Júlio tem 132 amigos. Luxo total. Devidamente ativos no msn, eles estão sempre a um toque de um Olá, Hey, Slt, porque, claro, eles estão espalhados nos quatro cantos. A maioria deles viu a luz nas redes sociais que Júlio freqüenta, tab sobre tab e no celular. Somando o povo todo, os amigos do msn e os amigos das redes, somam 645. Se Júlio fica acordado 14 horas por dia, e considerando q ele se comunica com o povo a cada dois dias por 3 minutos, somando os 1000 torpedos do seu pacote de celular que ele esgota todos os meses, Júlio está, o tempo todo, sem parar, se relacionando. Desconfio que Júlio faz xixi nas calças, por absoluta falta de tempo.

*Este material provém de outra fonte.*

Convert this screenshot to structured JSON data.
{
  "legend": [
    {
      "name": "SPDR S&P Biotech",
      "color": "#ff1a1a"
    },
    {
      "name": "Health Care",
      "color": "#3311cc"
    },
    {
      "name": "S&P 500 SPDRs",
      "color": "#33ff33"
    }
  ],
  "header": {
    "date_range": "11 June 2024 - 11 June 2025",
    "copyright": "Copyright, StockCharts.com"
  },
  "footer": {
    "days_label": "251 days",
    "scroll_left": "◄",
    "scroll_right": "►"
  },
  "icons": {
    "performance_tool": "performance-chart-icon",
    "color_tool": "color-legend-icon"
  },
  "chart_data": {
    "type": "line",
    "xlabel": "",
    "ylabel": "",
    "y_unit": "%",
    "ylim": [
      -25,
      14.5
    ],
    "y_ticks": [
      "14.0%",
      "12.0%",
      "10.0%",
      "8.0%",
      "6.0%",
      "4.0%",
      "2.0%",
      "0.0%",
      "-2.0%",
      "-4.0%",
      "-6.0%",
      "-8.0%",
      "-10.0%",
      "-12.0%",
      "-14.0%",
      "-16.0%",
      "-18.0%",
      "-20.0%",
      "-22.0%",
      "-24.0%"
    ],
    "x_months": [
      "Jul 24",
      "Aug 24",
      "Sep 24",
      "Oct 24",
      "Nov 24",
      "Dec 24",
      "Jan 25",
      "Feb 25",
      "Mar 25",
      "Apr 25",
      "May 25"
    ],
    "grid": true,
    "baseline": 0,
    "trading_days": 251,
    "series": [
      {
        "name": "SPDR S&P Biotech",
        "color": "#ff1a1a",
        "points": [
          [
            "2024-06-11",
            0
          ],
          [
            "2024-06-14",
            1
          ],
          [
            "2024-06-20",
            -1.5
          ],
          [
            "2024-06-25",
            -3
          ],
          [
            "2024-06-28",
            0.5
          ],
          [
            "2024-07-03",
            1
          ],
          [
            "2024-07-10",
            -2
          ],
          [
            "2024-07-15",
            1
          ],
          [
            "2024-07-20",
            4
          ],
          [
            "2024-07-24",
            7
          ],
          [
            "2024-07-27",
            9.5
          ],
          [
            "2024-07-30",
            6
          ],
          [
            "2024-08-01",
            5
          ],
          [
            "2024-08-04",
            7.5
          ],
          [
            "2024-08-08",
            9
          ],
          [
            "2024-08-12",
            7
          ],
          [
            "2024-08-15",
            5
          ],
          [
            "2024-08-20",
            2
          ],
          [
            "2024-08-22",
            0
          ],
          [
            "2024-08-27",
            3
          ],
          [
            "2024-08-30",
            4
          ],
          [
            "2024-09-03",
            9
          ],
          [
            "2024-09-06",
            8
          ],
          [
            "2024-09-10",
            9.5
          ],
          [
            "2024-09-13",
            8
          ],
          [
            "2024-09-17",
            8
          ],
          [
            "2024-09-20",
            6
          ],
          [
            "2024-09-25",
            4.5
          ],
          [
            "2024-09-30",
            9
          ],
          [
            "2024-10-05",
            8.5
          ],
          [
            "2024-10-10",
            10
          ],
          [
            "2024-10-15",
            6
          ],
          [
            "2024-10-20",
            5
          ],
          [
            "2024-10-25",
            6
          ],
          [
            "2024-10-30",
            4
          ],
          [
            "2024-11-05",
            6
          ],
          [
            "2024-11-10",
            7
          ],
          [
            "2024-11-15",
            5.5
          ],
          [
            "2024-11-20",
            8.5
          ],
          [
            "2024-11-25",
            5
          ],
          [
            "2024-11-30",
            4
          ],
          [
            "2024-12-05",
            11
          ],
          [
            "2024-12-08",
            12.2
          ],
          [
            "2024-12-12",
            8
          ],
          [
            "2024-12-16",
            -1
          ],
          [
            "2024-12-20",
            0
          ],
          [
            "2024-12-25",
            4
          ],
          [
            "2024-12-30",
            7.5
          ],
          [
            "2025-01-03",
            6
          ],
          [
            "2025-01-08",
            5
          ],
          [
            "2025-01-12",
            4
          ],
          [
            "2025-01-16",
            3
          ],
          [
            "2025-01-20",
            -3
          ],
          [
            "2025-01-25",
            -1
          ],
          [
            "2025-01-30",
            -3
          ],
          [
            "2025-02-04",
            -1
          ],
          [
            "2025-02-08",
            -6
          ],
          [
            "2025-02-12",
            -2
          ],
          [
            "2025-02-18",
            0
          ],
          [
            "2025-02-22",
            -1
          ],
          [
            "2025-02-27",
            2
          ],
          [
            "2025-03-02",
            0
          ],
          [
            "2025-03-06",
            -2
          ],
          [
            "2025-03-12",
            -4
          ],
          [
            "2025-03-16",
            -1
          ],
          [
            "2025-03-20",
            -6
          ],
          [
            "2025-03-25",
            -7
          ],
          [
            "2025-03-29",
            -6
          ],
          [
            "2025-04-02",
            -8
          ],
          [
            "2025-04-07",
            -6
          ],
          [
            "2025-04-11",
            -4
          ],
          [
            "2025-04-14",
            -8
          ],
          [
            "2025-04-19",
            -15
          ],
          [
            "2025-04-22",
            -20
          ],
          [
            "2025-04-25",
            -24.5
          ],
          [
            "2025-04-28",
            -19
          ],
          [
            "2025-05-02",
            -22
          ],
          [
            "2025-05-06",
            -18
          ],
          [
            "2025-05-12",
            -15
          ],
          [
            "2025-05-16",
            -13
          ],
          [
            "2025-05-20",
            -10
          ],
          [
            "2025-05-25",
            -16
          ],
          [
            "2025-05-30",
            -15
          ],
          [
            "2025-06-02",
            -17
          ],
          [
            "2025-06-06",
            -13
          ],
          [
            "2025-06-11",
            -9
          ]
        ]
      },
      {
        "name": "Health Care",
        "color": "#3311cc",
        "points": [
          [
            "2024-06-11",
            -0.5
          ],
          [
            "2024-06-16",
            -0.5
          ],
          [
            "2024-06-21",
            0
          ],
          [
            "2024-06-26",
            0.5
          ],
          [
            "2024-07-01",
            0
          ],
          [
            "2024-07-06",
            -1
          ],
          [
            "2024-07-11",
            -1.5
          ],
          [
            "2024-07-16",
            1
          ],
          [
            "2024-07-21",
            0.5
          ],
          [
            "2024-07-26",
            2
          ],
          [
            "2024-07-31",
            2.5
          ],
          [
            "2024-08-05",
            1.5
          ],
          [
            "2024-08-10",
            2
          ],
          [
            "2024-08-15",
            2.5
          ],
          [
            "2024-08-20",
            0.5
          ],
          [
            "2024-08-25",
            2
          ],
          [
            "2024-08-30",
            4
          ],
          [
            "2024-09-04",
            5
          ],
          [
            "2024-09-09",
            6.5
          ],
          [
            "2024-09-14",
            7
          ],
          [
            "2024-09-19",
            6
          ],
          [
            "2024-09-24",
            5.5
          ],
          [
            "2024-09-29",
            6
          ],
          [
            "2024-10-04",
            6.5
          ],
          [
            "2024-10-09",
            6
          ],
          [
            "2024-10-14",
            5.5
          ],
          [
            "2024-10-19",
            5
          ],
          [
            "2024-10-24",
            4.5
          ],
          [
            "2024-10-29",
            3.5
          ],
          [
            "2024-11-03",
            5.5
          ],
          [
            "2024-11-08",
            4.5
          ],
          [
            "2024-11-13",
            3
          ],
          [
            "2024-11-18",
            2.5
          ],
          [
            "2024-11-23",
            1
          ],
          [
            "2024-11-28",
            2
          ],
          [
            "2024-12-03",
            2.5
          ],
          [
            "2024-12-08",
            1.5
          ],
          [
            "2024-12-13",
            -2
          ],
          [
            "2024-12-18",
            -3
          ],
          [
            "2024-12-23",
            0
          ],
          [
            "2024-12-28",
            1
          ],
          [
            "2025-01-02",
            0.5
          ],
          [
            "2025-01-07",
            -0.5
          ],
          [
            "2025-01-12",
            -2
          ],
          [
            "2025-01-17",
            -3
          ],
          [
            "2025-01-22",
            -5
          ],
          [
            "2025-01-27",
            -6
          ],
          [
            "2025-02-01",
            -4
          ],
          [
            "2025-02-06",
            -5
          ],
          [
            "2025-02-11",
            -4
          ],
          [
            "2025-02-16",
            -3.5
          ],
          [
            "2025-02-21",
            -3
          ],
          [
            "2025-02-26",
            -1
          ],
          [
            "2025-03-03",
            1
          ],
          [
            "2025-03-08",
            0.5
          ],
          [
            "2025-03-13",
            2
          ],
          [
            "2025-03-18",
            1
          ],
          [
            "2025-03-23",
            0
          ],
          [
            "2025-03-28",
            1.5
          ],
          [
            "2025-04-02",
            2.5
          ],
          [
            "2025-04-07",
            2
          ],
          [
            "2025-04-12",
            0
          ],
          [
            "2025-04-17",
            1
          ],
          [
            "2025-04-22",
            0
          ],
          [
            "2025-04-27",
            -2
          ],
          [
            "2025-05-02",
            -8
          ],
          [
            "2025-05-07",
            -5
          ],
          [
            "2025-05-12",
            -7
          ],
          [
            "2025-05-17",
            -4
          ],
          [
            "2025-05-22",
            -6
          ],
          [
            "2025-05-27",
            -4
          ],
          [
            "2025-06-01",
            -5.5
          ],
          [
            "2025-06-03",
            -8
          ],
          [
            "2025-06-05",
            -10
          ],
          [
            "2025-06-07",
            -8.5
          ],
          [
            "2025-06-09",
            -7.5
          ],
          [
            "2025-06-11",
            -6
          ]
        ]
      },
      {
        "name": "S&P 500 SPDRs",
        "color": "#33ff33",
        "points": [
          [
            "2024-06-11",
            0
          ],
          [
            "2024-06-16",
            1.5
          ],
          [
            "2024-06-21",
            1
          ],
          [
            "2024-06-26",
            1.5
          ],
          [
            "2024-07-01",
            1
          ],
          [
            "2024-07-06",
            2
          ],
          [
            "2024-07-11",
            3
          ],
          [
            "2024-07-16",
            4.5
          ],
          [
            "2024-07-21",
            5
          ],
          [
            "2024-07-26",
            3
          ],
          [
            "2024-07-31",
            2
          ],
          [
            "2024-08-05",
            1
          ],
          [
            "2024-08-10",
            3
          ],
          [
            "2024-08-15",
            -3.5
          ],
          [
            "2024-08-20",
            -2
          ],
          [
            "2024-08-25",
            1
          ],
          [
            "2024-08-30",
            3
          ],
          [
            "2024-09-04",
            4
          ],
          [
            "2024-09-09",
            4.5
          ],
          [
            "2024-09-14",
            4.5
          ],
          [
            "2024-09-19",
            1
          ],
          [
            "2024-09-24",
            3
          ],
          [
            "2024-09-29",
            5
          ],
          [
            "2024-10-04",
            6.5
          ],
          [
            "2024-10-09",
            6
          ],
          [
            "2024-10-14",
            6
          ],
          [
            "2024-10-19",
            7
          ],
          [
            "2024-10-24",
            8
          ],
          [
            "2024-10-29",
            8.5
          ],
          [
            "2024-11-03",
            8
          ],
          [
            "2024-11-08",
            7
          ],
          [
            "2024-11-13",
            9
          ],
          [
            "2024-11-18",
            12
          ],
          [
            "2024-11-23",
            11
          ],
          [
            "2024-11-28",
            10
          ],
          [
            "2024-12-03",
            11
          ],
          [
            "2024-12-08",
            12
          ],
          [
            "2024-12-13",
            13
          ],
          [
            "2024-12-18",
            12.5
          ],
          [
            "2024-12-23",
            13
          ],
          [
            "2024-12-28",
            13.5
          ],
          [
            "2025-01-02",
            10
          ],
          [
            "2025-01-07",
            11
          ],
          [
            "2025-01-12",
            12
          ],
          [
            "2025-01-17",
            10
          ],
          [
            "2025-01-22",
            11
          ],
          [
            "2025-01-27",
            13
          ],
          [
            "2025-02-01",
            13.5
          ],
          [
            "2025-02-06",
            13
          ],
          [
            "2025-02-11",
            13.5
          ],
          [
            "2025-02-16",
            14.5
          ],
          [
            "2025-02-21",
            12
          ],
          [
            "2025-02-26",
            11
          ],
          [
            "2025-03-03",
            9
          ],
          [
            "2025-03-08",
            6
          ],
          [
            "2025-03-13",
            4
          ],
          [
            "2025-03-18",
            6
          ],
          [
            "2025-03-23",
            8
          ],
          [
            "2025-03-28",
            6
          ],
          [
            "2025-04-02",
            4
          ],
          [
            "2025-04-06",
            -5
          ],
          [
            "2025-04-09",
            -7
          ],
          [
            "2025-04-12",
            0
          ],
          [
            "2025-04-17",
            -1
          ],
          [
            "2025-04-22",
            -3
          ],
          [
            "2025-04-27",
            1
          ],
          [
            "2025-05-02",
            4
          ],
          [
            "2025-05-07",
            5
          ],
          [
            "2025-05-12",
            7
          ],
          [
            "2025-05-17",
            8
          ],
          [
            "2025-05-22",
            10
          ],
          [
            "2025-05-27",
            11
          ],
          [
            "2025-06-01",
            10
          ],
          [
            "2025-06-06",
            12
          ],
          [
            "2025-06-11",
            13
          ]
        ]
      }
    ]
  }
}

Urge o tempo de redefinirmos a palavra que está mais na moda no mundo: relacionamento. Amigo é coisa para se guardar em intangíveis bits.

Mas amigos, mesmo esses para os quais não dedicamos mais de 3 minutos a cada dois dias, fazem perguntas, esperam respostas, reações. Então, o jeito é ir ao sabor dos impulsos, transparentes por definição, sem pesar as palavras. A gente vai chutando as coisas, interpretando nossos relacionamentos na superfície das sensações e sem muito medo, inclusive, de mandar mensagens para as pessoas erradas ou tornar público o que poderia ser considerado intimo.

Nesse mundo fragmentado, que consumimos com crises infinitas de soluços, somos homens cebolas também nas relações. É a única proteção, inconsciente, que nos salva. A solidão é uma impossibilidade, a reflexão e a contemplação também.

Para cenaristas mais pessimistas, é o fim da individualidade. Para os mais positivos, é a re-união da espécie.

Júlio não acha nada ruim tudo isso. Não é massacrante ter que lidar com tanta gente. Anormal é perder tempo sem fazer nada. E quando a Internet cai, ele vai dormir: vai fazer o quê?